Tetanus is a disease caused by Clostridium tetani bacteria. The bacteria are usually found in soil, dust, and manure and enter the body through breaks in the skin. It is not known to spread from person to person. Symptoms include difficulty swallowing and breathing and spasms in the muscles of the jaw, often called “lockjaw.”

Read more about tetanus and how it affects people on the Centers for Disease Control and Prevention (CDC) website.

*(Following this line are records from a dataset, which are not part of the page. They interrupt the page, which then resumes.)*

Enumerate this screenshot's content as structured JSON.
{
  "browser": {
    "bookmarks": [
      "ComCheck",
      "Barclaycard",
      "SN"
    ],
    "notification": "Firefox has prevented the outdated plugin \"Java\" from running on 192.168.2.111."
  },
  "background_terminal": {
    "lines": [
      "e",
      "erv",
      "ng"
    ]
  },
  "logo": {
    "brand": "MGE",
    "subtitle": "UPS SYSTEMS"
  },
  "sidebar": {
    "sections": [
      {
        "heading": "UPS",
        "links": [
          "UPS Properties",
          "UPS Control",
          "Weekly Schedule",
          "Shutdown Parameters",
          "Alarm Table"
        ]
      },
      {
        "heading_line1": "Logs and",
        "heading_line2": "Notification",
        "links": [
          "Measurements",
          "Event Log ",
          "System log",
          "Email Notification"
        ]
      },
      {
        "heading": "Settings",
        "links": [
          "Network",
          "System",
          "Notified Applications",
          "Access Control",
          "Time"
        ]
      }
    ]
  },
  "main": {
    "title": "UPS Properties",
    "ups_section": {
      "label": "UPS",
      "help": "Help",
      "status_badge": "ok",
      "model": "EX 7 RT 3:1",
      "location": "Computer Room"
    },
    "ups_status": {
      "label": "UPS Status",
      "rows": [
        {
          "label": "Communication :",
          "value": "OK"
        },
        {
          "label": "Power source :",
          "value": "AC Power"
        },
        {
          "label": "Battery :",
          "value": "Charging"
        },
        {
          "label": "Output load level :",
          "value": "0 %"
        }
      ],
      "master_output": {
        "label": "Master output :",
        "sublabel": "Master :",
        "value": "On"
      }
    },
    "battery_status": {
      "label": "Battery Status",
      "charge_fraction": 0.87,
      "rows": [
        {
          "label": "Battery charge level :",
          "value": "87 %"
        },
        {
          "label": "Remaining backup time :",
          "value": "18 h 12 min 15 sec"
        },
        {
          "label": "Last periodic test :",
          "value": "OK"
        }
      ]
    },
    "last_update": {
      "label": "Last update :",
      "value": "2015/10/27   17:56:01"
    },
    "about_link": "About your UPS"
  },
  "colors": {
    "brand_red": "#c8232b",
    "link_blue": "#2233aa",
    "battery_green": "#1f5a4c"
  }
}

What are the symptoms of tetanus?

Tetanus has the following symptoms:

  • Jaw cramping
  • Sudden, involuntary muscle spasms
  • Painful muscle stiffness all over the body
  • Trouble swallowing
  • Seizures (jerking or staring)
  • Headache
  • Fever and sweating
  • Changes in blood pressure and heart rate

Tetanus can lead to more serious issues, such as broken bones, blood clots, aspiration pneumonia, and breathing difficulty. One to two out of 10 people who have tetanus die.

Who is at risk?

People may be more at risk if they:

  • Are 60 years of age or older.
  • Have diabetes.
  • Have a history of immunosuppression.
  • Use intravenous drugs.

Nearly all cases of tetanus in the United States today are from people who never received a tetanus vaccine or didn’t stay up to date on booster doses.

Limit the spread of tetanus

Vaccination is the best way to prevent tetanus infection.

People should apply first aid to even minor, non-infected wounds like blisters, scrapes, or any break of skin to prevent infection.

Wash your hands often with soap and water or use an alcohol-based hand rub if washing is not possible.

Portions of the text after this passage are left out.